Our interdisciplinary research group is known for applying maching learning to address problems arising in healthcare practice. We support clinicians in decision making process. We mindfully attend to problem understanding, data quality, and data visualization to facilitate cross-disciplinary collaborations. Active projects are:
- Predicting Hospital Readmissions, Mortality and Utilization
- Personalized Recommendation of Clinical Interventions
- Health Information Search Behavior on the Web
In the past we partnered with Nursing and Healthcare Leadership Program (http://www.tacoma.uw.edu/healthcare-leadership/healthcare-leadership), to offer two courses on campus to advance health informatics education -- Health Informatics I: Fundamentals (THLEAD 405 ) and Health Informatics II: Databases and Data Analysis (THLEAD 406).
30-Day Readmission Risk Management for Congestive Heart Failure
CHF is a leading cause of hospital admission and many of these hospitalizations are readmission within a small window.

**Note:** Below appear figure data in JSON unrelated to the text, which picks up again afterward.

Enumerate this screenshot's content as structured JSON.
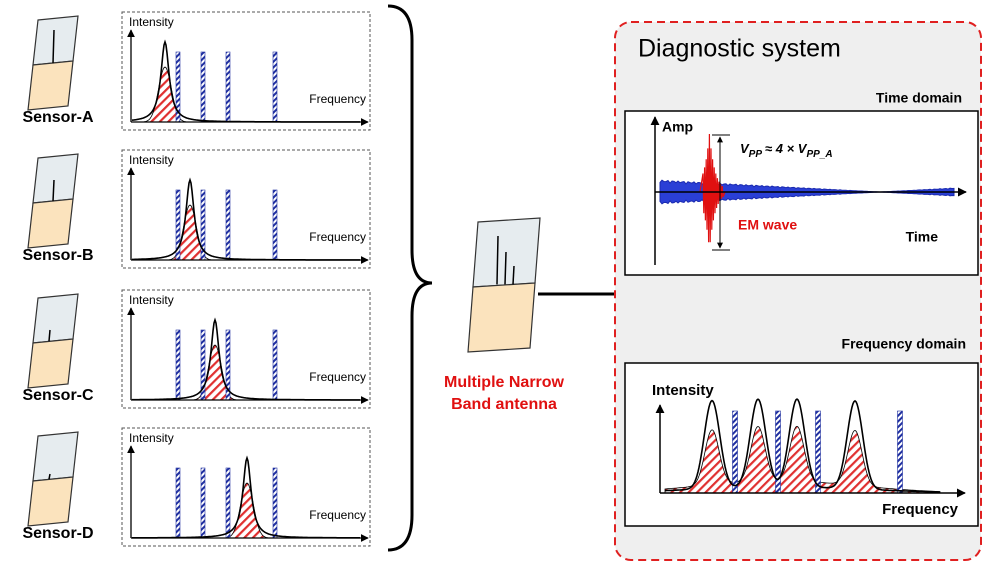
{
  "sensors": [
    {
      "label": "Sensor-A",
      "y_label": "Intensity",
      "x_label": "Frequency"
    },
    {
      "label": "Sensor-B",
      "y_label": "Intensity",
      "x_label": "Frequency"
    },
    {
      "label": "Sensor-C",
      "y_label": "Intensity",
      "x_label": "Frequency"
    },
    {
      "label": "Sensor-D",
      "y_label": "Intensity",
      "x_label": "Frequency"
    }
  ],
  "antenna": {
    "label_lines": [
      "Multiple Narrow",
      "Band antenna"
    ]
  },
  "diagnostic": {
    "title": "Diagnostic system",
    "time_domain": {
      "title": "Time domain",
      "y_label": "Amp",
      "x_label": "Time",
      "signal_label": "EM wave",
      "annotation": [
        "V",
        "PP",
        "≈ 4 × V",
        "PP_A"
      ]
    },
    "frequency_domain": {
      "title": "Frequency domain",
      "y_label": "Intensity",
      "x_label": "Frequency"
    }
  }
}
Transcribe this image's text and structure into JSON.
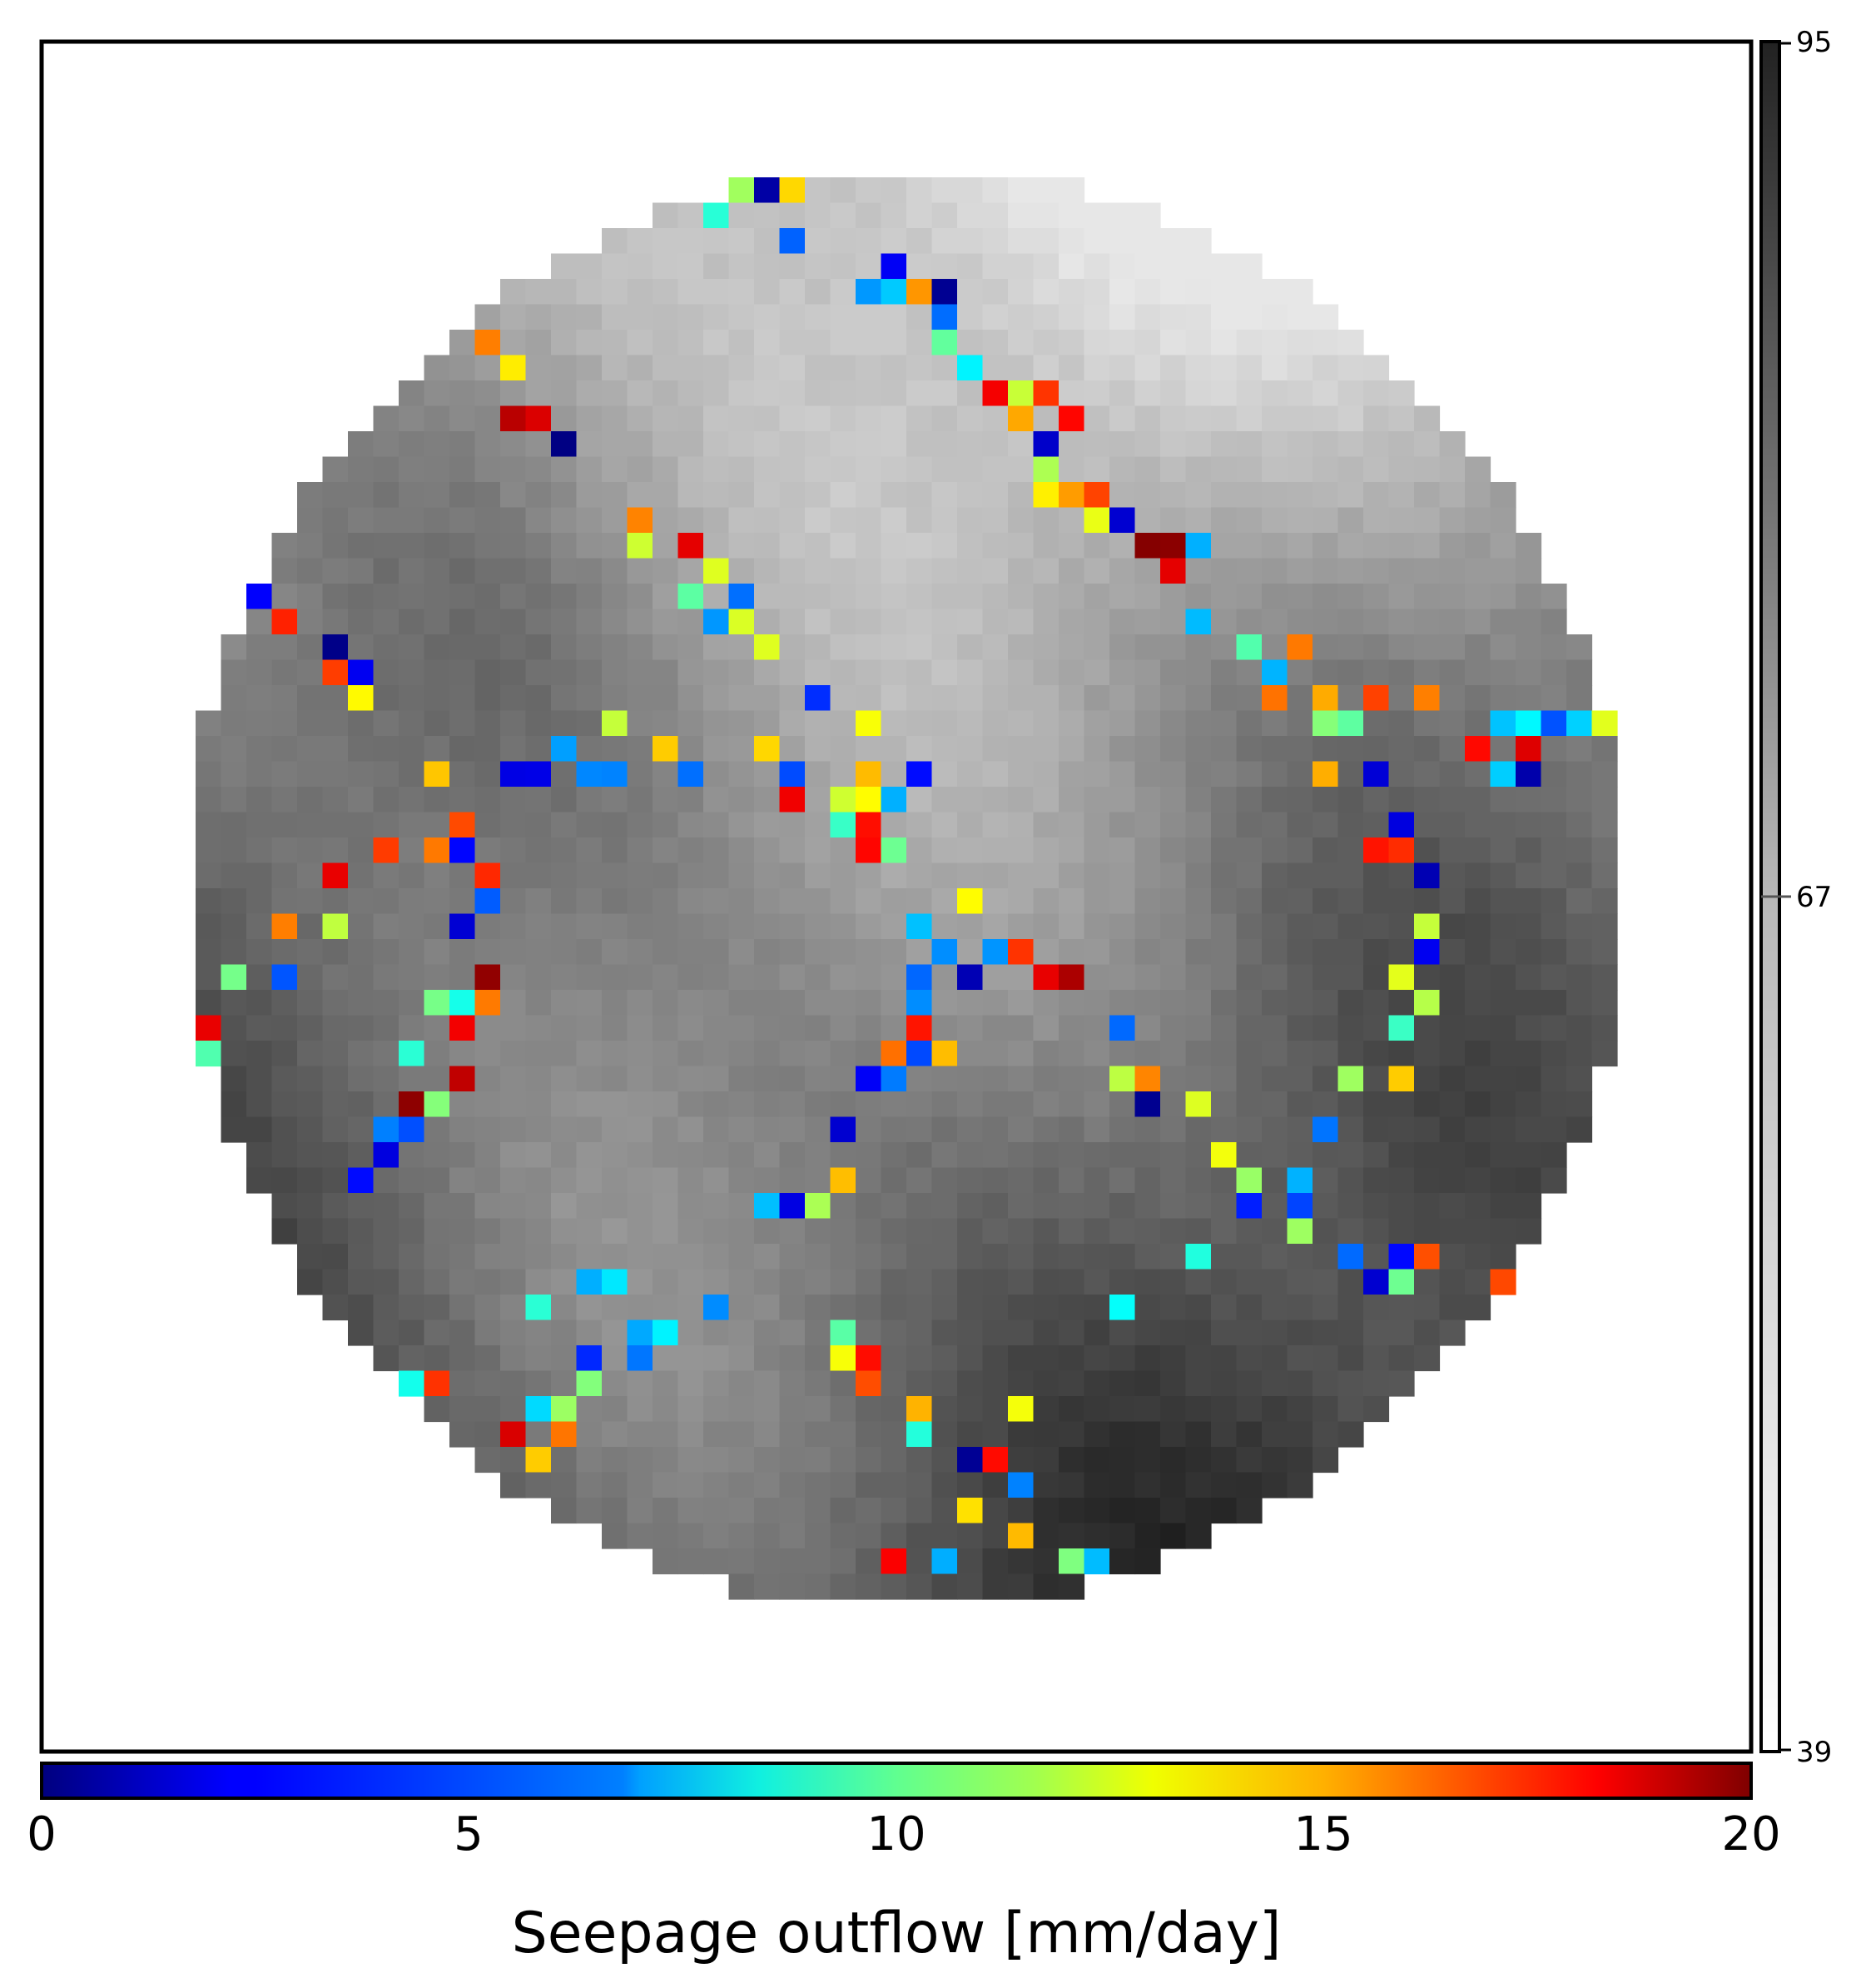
{
  "chart_data": {
    "type": "heatmap",
    "title": "",
    "grid_size": 56,
    "domain_shape": "circle",
    "background_colormap": "gray",
    "background_seed": 17,
    "seepage_colormap": "jet",
    "seepage_seed": 91,
    "seepage_probability": 0.11,
    "colorbar_bottom": {
      "label": "Seepage outflow [mm/day]",
      "min": 0,
      "max": 20,
      "ticks": [
        "0",
        "5",
        "10",
        "15",
        "20"
      ],
      "tick_values": [
        0,
        5,
        10,
        15,
        20
      ]
    },
    "colorbar_right": {
      "min": 39,
      "max": 95,
      "ticks": [
        "95",
        "67",
        "39"
      ],
      "tick_values": [
        95,
        67,
        39
      ]
    },
    "grid": false,
    "legend": "none"
  }
}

The Center of Medicare and Medicaid Services have considered 30-day readmission rate as a quality of metric. Many such readmissions could be prevented, if appropriate interventions are designed and administered on time. The objective of this project is to design appropriate statistical analyses or sequence mining techniques to suggest appropriate interventions to reduce 30-day readmission risk for CHF patients. This project would use Multicare Health System dataset for experimentation and validation. The results would be validated using data mining techniques, such as, precision, accuracy, recall, AUC, as well as by conducting case studies involving physicians, care managers, and data consultants.